Many critics have also mentioned costs: yes, to counter an enemy rocket, is an expense task that does not favour Israel. Each battery, costs over $50 million, and one interceptor Tamir missile costs approximately $80,000. In contrast, a cheap Hamas missile costs a mere 500$ to produce. So, that equals 2 Tamir missiles deployed to intercept each Hamas rocket. If you do the math, for every rocket Hamas or Hezbollah uses, Israel spends over 300 times to deter. Israel’s military budget of 5% of its GDP is already one of the highest in the world. This is money that they could potentially use for infrastructure, education or a slew of other projects.

On the news and social media, we saw dark skies, illuminated by hurling fireballs and sirens wailing away, reminiscent of alien invasions or apocalyptic battles in film.
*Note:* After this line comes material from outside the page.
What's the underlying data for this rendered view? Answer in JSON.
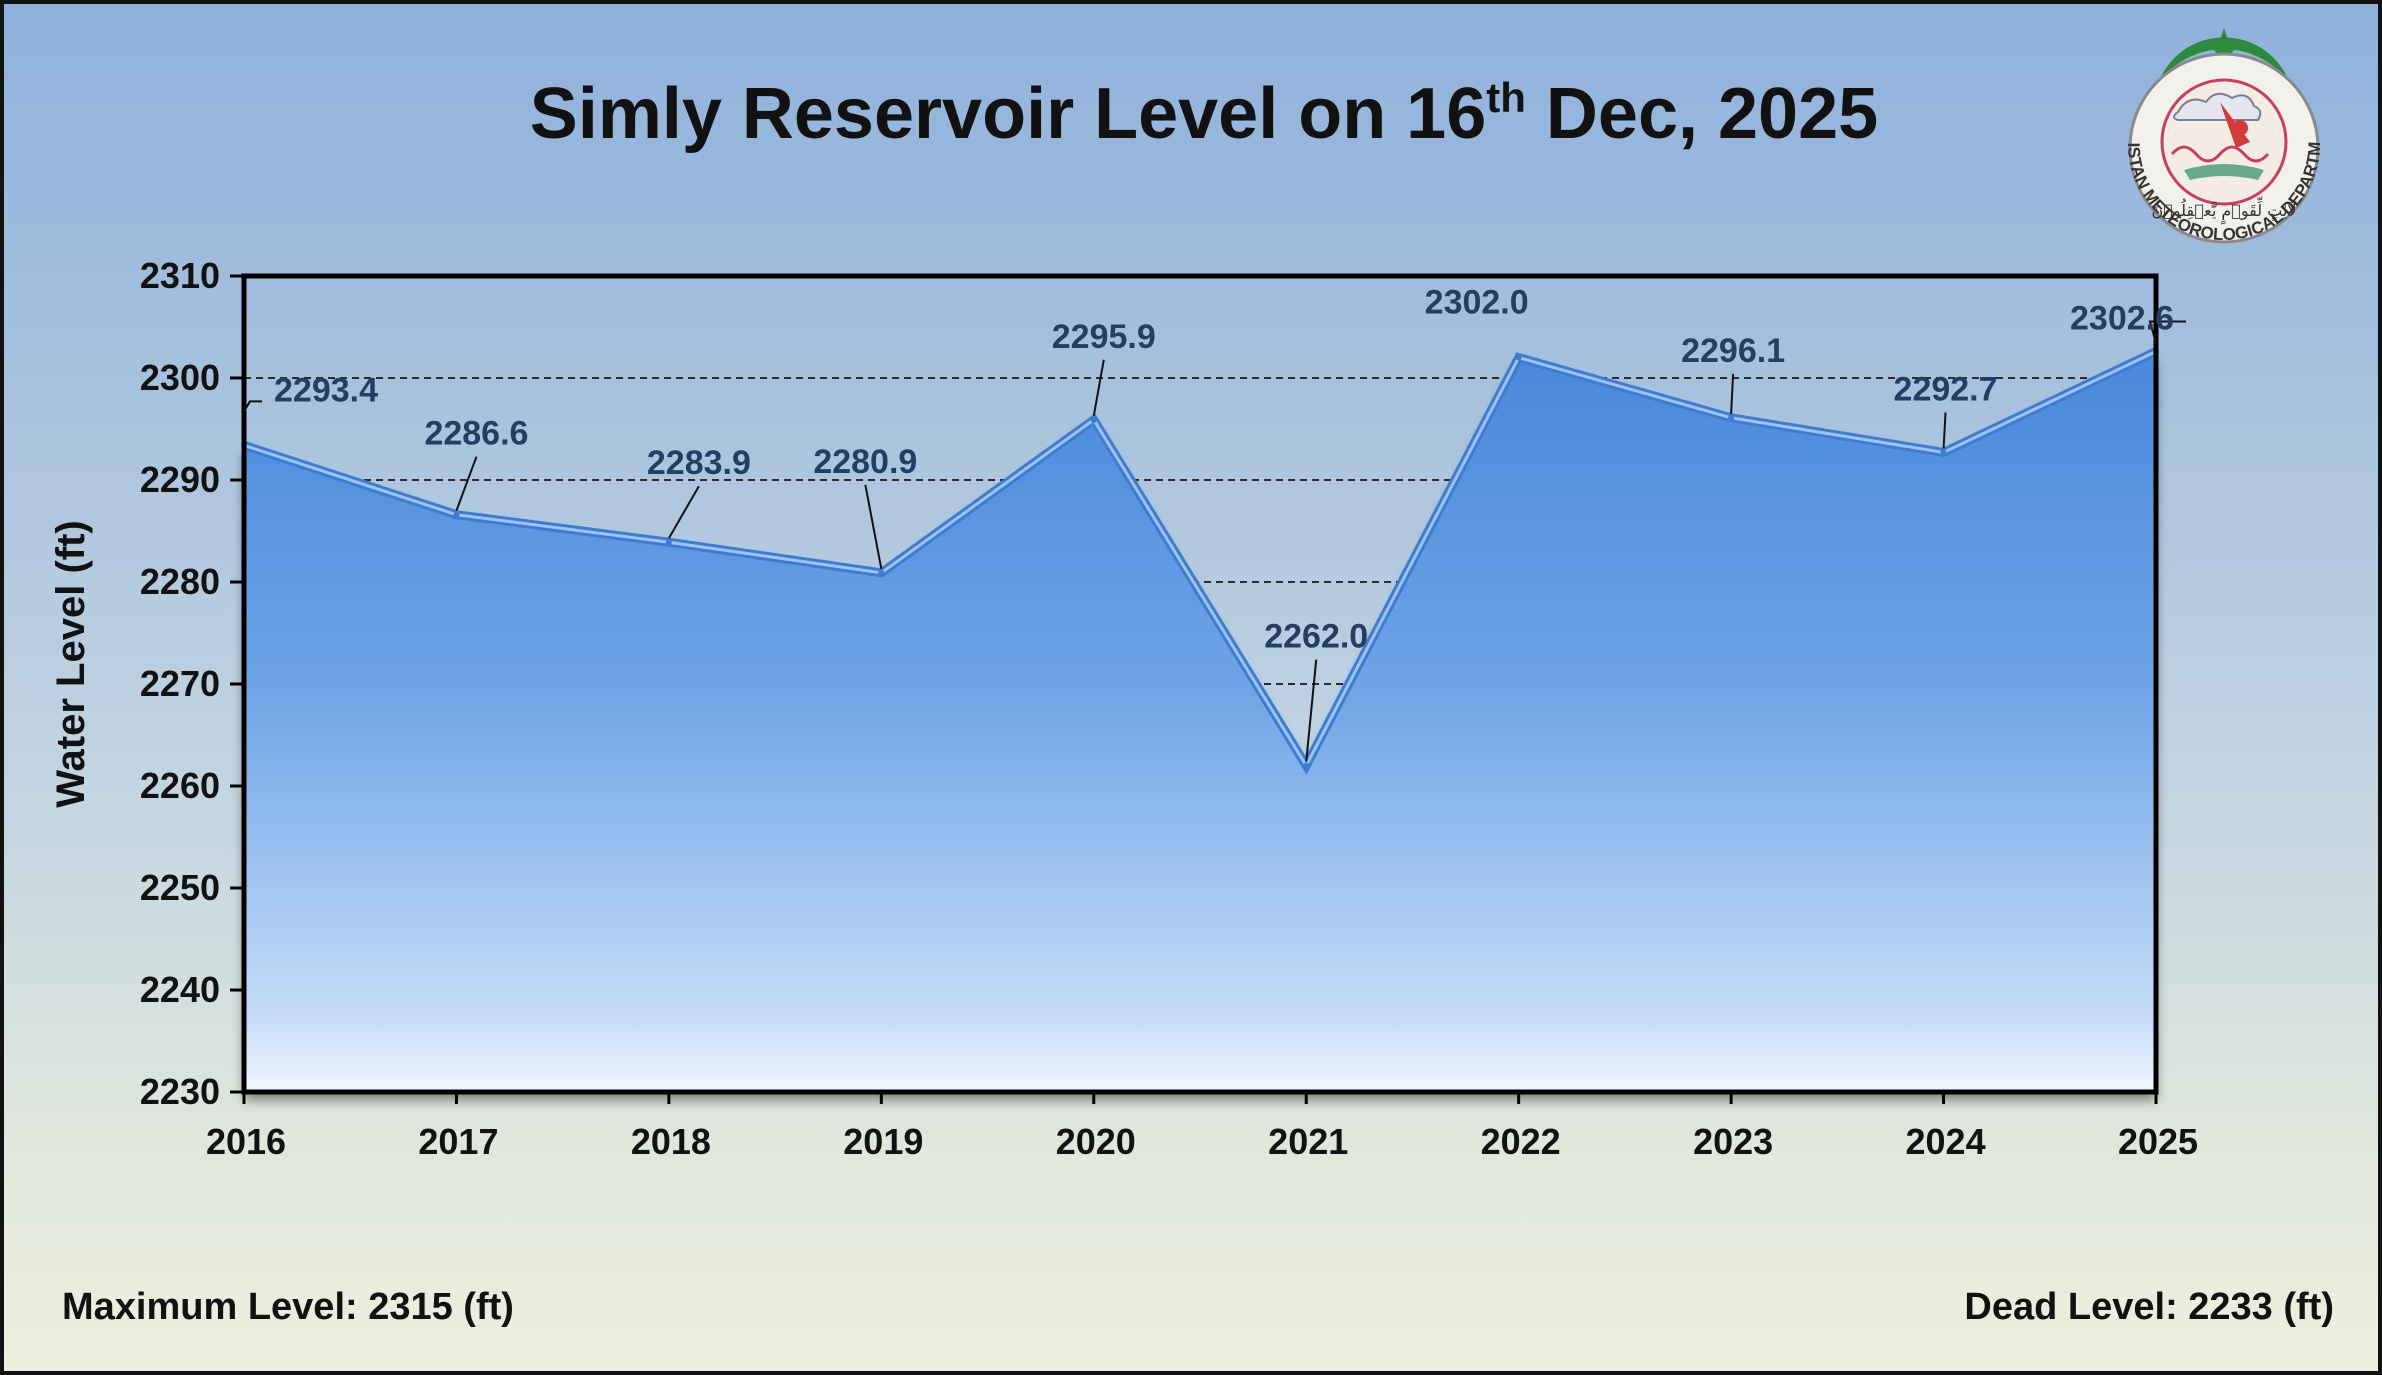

Also, if you think deep, it seems very surreal that a nation in 1948, fended off a host of Arab enemies with the most basic Czechoslovakian-made weapons and now has evolved in a mere 3 generations to having a sophisticated defense system that is the envy of most large nations – and this is while we still have veterans of the 1948 war still living among us. Since 2010, the US has also donated massive amounts of aid to help keep the state of the art defence project afloat.

The Dome is also designed to operate in all weather patterns, including fog, rain or snow. In addition, there are Iron Dome installations across the nation. Most are situated strategically in close proximity to Hamas territory. There is also an installation in Tel Aviv. These are also mobile and can be transported by trucks if the need arises and cover more ground (or air). In 2016, Hanan Shpetrik, an Israeli toy car designer, came up with a kid’s toy version of the Iron Dome. Who knows maybe a Transformers movie character morphing into an Iron Dome could be next? Shpetrik in an exclusive interview revealed that the die-cast models were a limited edition of 2000 toys.

So, while the dome was built initially to deter Hezbollah in Lebanon, it evolved into a system that has been used against Hamas in Gaza more so. Still, Hezbollah keeps arming itself and now has an estimated tenfold the arsenal it had in 2006. The Lebanese militia probably have more firepower than some small NATO nations and more-so than, the Lebanese Army. So, Israel has to be ready to counter anything thrown its way. This year, Iran’s proxy in Yemen, Houthis conducted not 1 but 3 brazen attacks on the UAE and has conducted many attacks on Saudi Arabia prior. While Hezbollah and Hamas are on the Israeli borders, who knows if in the near future, Iranian proxy Houthis’ missile ranges could increase? UAE is around 1000km away from Yemen, Israel is 2000km. So who knows how things will evolve, if Israel could face threats from miles away. Maybe the Iron Dome is just the first step in evolution for a more wide-ranging future defence mechanism?

So while the dome does not cut casualties by 100%, it saves lives regardless. Therefore, if the goal is to save every possible life to the best of Israel’s ability, then it is an overall success. So, it is an expense which upholds the nation’s safety and stability and reflects that the state of Israel is willing to invest in saving human life no matter the price.